A Fifa divulgou nesta segunda-feira (6) um comunicado oficial para esclarecer a polêmica envolvendo o atacante Folarin Balogun, liberado para disputar as quartas de final da Copa do Mundo de 2026 mesmo após ter sido expulso na vitória dos Estados Unidos sobre a Bósnia e Herzegovina.
A decisão da entidade ganhou repercussão internacional depois que o presidente dos Estados Unidos, Donald Trump, criticou publicamente a punição aplicada ao jogador e pediu que a Fifa revisasse o caso. O árbitro brasileiro Raphael Claus, responsável pela expulsão de Balogun após revisão do VAR, também entrou no centro da discussão.
Segundo a Fifa, o Comitê Disciplinar não anulou o cartão vermelho mostrado por Claus durante a partida de 1º de julho. A entidade reforçou que a expulsão foi mantida e que Balogun foi considerado culpado tanto pela falta grave que motivou o cartão quanto por retornar ao gramado para comemorar com os companheiros após já ter sido expulso.
No julgamento concluído no último sábado (5), o atacante recebeu suspensão de uma partida e multa de US$ 40 mil (cerca de R$ 205 mil na cotação atual). Metade do valor refere-se à infração que resultou na expulsão, enquanto a outra metade diz respeito à conduta durante a comemoração. A Federação de Futebol dos Estados Unidos também foi considerada solidariamente responsável pelo pagamento da multa.
Por que Balogun poderá jogar?
O ponto central da polêmica é que, embora tenha aplicado a suspensão automática prevista para cartões vermelhos, o Comitê Disciplinar decidiu suspender imediatamente a execução dessa pena com base no artigo 27 do Código Disciplinar da Fifa.
Na prática, a punição ficará em período de experiência por um ano.

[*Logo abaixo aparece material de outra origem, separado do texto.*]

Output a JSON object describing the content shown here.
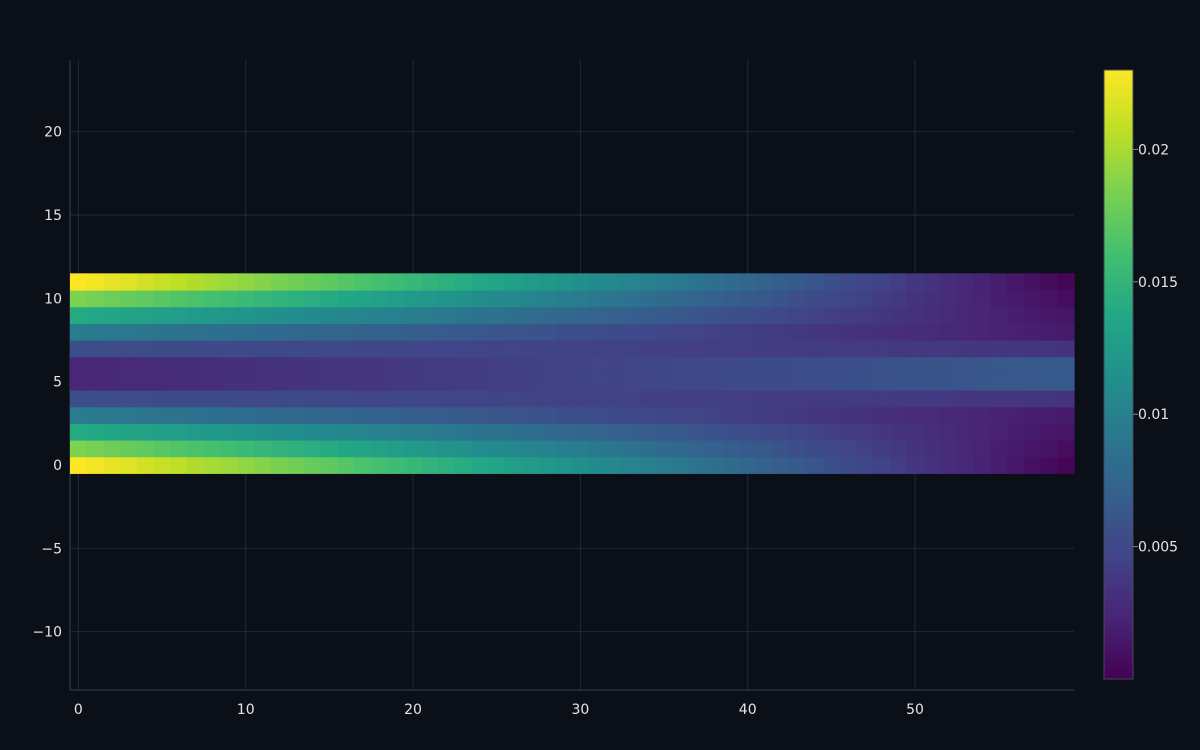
{
  "chart_data": {
    "type": "heatmap",
    "title": "",
    "xlabel": "",
    "ylabel": "",
    "x_range": [
      -0.5,
      59.5
    ],
    "y_range": [
      -0.5,
      11.5
    ],
    "xlim": [
      -0.5,
      59.5
    ],
    "ylim": [
      -13.5,
      24.3
    ],
    "x_ticks": [
      0,
      10,
      20,
      30,
      40,
      50
    ],
    "x_tick_labels": [
      "0",
      "10",
      "20",
      "30",
      "40",
      "50"
    ],
    "y_ticks": [
      -10,
      -5,
      0,
      5,
      10,
      15,
      20
    ],
    "y_tick_labels": [
      "−10",
      "−5",
      "0",
      "5",
      "10",
      "15",
      "20"
    ],
    "colorscale": "viridis",
    "zmin": 0.0,
    "zmax": 0.023,
    "colorbar_ticks": [
      0.005,
      0.01,
      0.015,
      0.02
    ],
    "colorbar_tick_labels": [
      "0.005",
      "0.01",
      "0.015",
      "0.02"
    ],
    "row_start_values": [
      0.023,
      0.0185,
      0.014,
      0.0095,
      0.0055,
      0.0025,
      0.0025,
      0.0055,
      0.0095,
      0.014,
      0.0185,
      0.023
    ],
    "row_end_values": [
      0.0003,
      0.0008,
      0.0013,
      0.0017,
      0.0035,
      0.0065,
      0.0065,
      0.0035,
      0.0017,
      0.0013,
      0.0008,
      0.0003
    ],
    "grid": true,
    "colorbar_position": "right"
  }
}
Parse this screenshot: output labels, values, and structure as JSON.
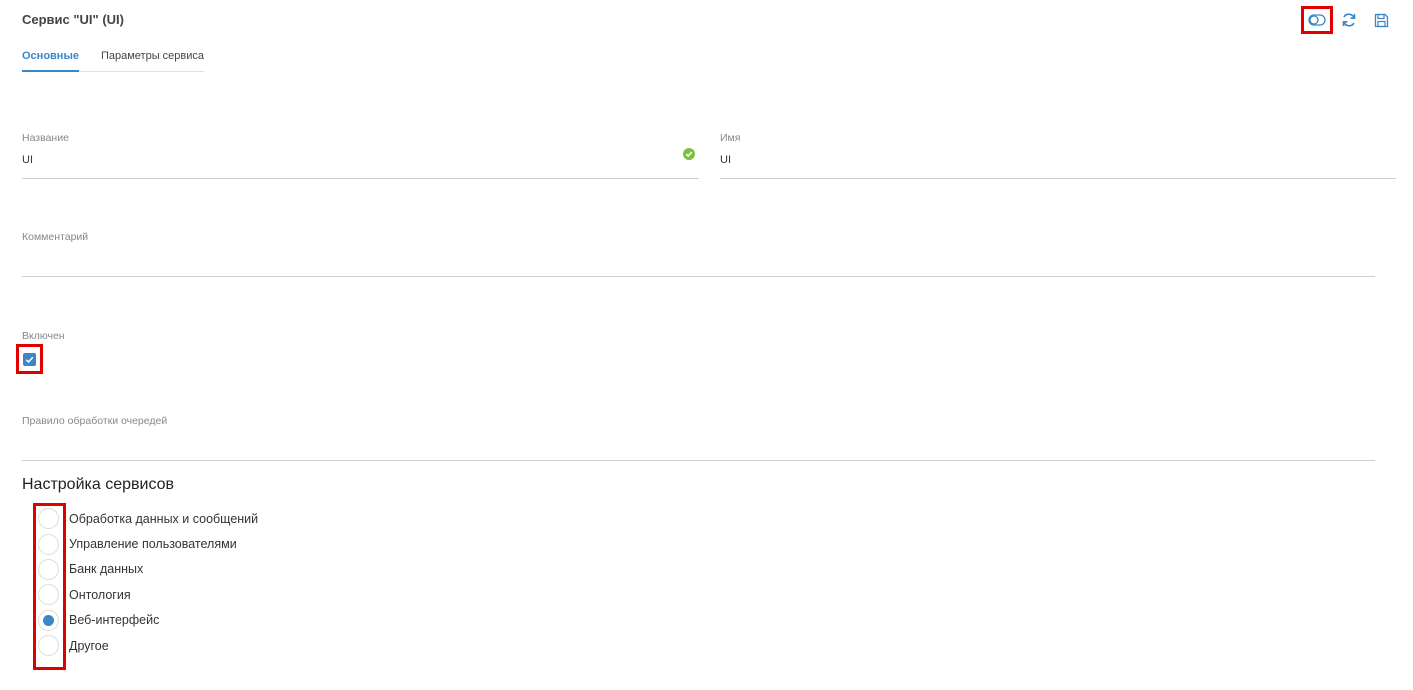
{
  "header": {
    "title": "Сервис \"UI\" (UI)"
  },
  "toolbar": {
    "buttons": [
      {
        "icon": "toggle-icon"
      },
      {
        "icon": "refresh-icon"
      },
      {
        "icon": "save-icon"
      }
    ]
  },
  "tabs": [
    {
      "label": "Основные",
      "active": true
    },
    {
      "label": "Параметры сервиса",
      "active": false
    }
  ],
  "fields": {
    "name": {
      "label": "Название",
      "value": "UI"
    },
    "id_name": {
      "label": "Имя",
      "value": "UI"
    },
    "comment": {
      "label": "Комментарий",
      "value": ""
    },
    "enabled": {
      "label": "Включен",
      "checked": true
    },
    "queue_rule": {
      "label": "Правило обработки очередей",
      "value": ""
    }
  },
  "services": {
    "title": "Настройка сервисов",
    "options": [
      {
        "label": "Обработка данных и сообщений",
        "selected": false
      },
      {
        "label": "Управление пользователями",
        "selected": false
      },
      {
        "label": "Банк данных",
        "selected": false
      },
      {
        "label": "Онтология",
        "selected": false
      },
      {
        "label": "Веб-интерфейс",
        "selected": true
      },
      {
        "label": "Другое",
        "selected": false
      }
    ]
  },
  "colors": {
    "accent": "#3a86c8",
    "success": "#7cc242",
    "highlight": "#e00000"
  }
}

Isso significa que Balogun poderá atuar normalmente contra a Bélgica nesta segunda-feira (6). Caso cometa uma infração semelhante durante esse período, a suspensão de um jogo será executada, além de qualquer nova sanção aplicada pelo Comitê.
A Fifa afirmou que a medida levou em consideração “todas as circunstâncias específicas do incidente e as provas disponíveis” e destacou que o artigo 27 concede ao Comitê Disciplinar autonomia para suspender a execução de qualquer sanção disciplinar, desde que o caso não envolva manipulação de resultados.
Entidade rebate críticas
No comunicado, a Fifa também fez questão de responder às críticas de que teria voltado atrás na decisão da arbitragem.
Segundo a entidade, o Comitê Disciplinar é independente e não alterou a decisão tomada em campo por Raphael Claus. O documento reforça que o cartão vermelho permanece válido e que a única medida adotada foi suspender os efeitos da punição automática prevista para o jogo seguinte.
A Fifa acrescentou que esse tipo de procedimento não é inédito. De acordo com a entidade, o uso do artigo 27 já ocorreu anteriormente durante as Eliminatórias da Copa do Mundo de 2026 e está plenamente previsto tanto no Código Disciplinar quanto no regulamento da competição.
Por fim, a entidade comparou o caso com práticas adotadas em diversas ligas nacionais filiadas à Uefa, nas quais revisões de consequências disciplinares após cartões vermelhos são comuns. Para a Fifa, suspender os efeitos de uma punição prevista em regulamento representa uma solução equilibrada e não significa, em nenhum momento, a anulação da expulsão aplicada pela arbitragem.